L'arrosage à l'eau, l'arrosage aux huiles lourdes rendues solubles dans l'eau et le goudronnage à chaud ou à froid. Le procédé véritablement efficace, le goudronnage à chaud, est le seul dont nous entretiendrons nos lecteurs. Ce procédé est celui préconisé tout particulièrement par le docteur Guglielminetti, dont les travaux sur la lutte contre la poussière sont bien connus et appréciés de tout le monde.

Le goudronnage à chaud, convenablement pratiqué, permet de supprimer à peu près totalement la poussière pendant une année entière, sur une chaussée même très fréquentée, tout en réduisant les frais d'entretien.

Son application, pour être efficace et peu coûteuse, réclame des soins et des appareils spéciaux.

Les meilleurs résultats à ce double point de vue ont été obtenus par M. Lassailly, ingénieur-directeur de la Société de goudronnage, 17, rue de Bourgogne, à Paris.

Les lecteurs nous permettront ici quelques considérations utiles concernant le goudron.

Ce produit, tel qu'il est fourni par les usines à gaz et qui doit être employé très chaud pour pouvoir s'épandre facilement sur le sol et y pénétrer, contient, en dissolution et en suspension, suivant les charbons dont il provient et les procédés employés pour l'extraction du gaz, de 4 à 7% d'eau ammoniacale, génératrice des ammoniaques du commerce. Ce sont les vapeurs de ce produit qui, commençant à se former vers 70-80° soulèvent la masse goudronneuse et font mousser le goudron par-dessus les bords de la chaudière; ce goudron vient généralement s'enflammer au contact du foyer et peut provoquer un incendie. Ce grave inconvénient ne peut être évité même avec des chaudières à foyer amovible comme celles qui existent déjà, car il faut toujours compter avec l'imprévoyance d'un chauffeur et, d'ailleurs, une fois que le goudron a commencé à mousser, il arrive fréquemment qu'on ne peut plus l'arrêter, même en cessant le feu, la chaleur acquise par le foyer étant largement suffisante pour assurer la continuation du débordement jusqu'à la vidange de la moitié du contenu de la chaudière, si ce n'est quelquefois de la chaudière entière.
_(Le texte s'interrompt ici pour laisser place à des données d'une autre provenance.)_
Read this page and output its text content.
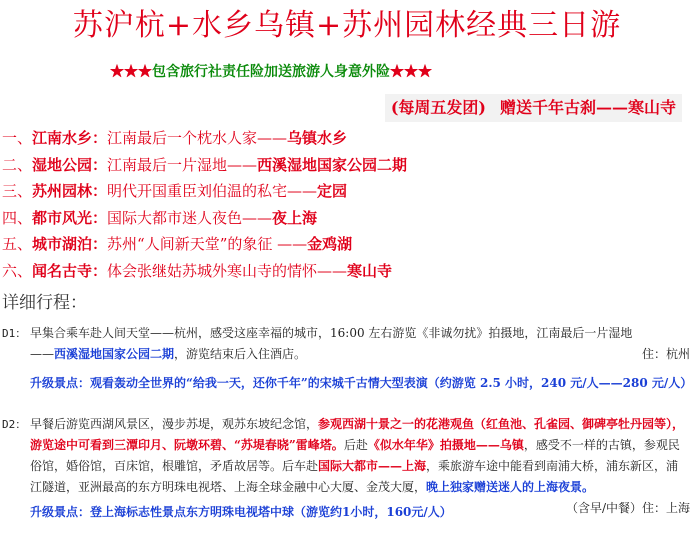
苏沪杭+水乡乌镇+苏州园林经典三日游
★★★包含旅行社责任险加送旅游人身意外险★★★
(每周五发团) 赠送千年古刹——寒山寺
一、江南水乡：江南最后一个枕水人家——乌镇水乡
二、湿地公园：江南最后一片湿地——西溪湿地国家公园二期
三、苏州园林：明代开国重臣刘伯温的私宅——定园
四、都市风光：国际大都市迷人夜色——夜上海
五、城市湖泊：苏州“人间新天堂”的象征 ——金鸡湖
六、闻名古寺：体会张继姑苏城外寒山寺的情怀——寒山寺
详细行程：
D1：
住：杭州
早集合乘车赴人间天堂——杭州，感受这座幸福的城市，16:00 左右游览《非诚勿扰》拍摄地，江南最后一片湿地——西溪湿地国家公园二期，游览结束后入住酒店。
升级景点：观看轰动全世界的“给我一天，还你千年”的宋城千古情大型表演（约游览 2.5 小时，240 元/人——280 元/人）
D2： 早餐后游览西湖风景区，漫步苏堤，观苏东坡纪念馆，参观西湖十景之一的花港观鱼（红鱼池、孔雀园、御碑亭牡丹园等），游览途中可看到三潭印月、阮墩环碧、“苏堤春晓”雷峰塔。后赴《似水年华》拍摄地——乌镇，感受不一样的古镇，参观民俗馆，婚俗馆，百床馆，根雕馆，矛盾故居等。后车赴国际大都市——上海，乘旅游车途中能看到南浦大桥，浦东新区，浦江隧道，亚洲最高的东方明珠电视塔、上海全球金融中心大厦、金茂大厦，晚上独家赠送迷人的上海夜景。
（含早/中餐）住：上海
升级景点：登上海标志性景点东方明珠电视塔中球（游览约1小时，160元/人）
Avec le goudron Lassailly, dépouillé d'eau et de produits légers inflammables, ce grave inconvénient est supprimé; il peut être chauffé impunément dans n'importe quel récipient et notamment dans les chaudières spécialement fournies pour cet usage, jusqu'à 190° de température; il n'y a d'ailleurs pas lieu d'atteindre ce chiffre, 100 à 120° suffisant largement. Ainsi chauffé il peut être appliqué au moyen d'arrosoirs et de balais; étant beaucoup plus chaud que le goudron brut, qu'on ne peut amener sans danger dans une chaudière ordinaire à plus de 70° de température, il possède l'avantage précieux de s'étendre beaucoup plus facilement.
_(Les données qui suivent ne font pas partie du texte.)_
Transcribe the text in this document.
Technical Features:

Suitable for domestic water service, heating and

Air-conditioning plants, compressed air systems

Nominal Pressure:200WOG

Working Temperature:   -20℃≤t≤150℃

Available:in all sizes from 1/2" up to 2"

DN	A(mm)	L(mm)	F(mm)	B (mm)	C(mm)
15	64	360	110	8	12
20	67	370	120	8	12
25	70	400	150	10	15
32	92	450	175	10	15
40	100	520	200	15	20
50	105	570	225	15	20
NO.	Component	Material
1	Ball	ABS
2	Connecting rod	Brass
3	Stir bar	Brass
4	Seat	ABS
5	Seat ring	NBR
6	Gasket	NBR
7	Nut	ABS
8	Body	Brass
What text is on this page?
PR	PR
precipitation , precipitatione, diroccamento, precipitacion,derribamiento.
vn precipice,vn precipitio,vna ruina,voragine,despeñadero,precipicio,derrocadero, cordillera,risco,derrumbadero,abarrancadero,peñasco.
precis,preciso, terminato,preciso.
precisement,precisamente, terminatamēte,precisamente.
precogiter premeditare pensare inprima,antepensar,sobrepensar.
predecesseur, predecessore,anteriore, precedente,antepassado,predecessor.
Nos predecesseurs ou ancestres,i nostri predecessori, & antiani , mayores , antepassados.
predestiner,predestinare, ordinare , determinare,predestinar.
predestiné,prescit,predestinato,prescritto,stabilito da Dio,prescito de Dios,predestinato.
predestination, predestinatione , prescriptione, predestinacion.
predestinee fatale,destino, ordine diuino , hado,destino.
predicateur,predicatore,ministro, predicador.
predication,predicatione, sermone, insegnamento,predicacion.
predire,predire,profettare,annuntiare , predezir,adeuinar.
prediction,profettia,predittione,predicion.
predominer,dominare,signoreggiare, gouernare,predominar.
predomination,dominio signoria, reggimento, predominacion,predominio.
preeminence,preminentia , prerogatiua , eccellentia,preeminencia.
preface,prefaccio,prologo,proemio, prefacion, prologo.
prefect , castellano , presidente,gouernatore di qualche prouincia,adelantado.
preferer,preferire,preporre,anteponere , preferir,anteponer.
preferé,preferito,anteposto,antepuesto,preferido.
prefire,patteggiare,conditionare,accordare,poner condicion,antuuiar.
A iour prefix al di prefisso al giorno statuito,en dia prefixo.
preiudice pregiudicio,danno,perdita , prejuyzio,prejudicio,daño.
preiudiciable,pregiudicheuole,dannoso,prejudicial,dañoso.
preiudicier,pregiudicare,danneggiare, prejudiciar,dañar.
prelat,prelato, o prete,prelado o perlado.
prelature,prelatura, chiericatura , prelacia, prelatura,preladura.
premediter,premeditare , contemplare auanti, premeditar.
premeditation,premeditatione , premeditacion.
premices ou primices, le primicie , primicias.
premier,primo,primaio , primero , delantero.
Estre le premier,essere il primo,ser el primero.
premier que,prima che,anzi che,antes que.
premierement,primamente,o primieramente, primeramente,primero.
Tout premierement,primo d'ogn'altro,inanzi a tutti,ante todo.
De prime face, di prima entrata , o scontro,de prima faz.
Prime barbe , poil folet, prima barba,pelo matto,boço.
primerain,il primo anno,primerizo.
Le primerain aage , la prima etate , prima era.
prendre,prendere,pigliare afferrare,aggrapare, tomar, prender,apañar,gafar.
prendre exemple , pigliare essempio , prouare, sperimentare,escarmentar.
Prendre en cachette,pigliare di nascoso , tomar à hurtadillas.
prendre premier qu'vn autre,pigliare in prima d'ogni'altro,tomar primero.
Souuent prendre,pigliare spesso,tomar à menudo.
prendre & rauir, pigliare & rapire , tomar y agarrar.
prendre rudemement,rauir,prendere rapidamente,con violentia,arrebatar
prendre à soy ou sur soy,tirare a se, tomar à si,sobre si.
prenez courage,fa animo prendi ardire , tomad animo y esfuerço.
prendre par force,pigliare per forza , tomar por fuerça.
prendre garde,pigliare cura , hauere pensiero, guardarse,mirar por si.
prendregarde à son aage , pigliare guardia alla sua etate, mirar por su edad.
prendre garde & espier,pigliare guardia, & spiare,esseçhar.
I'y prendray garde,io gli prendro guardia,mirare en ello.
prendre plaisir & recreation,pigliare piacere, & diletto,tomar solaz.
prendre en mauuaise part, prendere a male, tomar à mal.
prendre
Le tonneau Lassailly, pour le goudronnage
automatique des routes.
--Phot. de M Martin.

L'appareil automatique que représente notre gravure a donné de remarquables résultats et attiré l'attention des pouvoirs publics, en raison de sa grande rapidité opératoire et de l'économie considérable qu'il permet de réaliser, en abaissant de 0 fr. 25 à 0 fr. 15 le prix du goudronnage par mètre carré.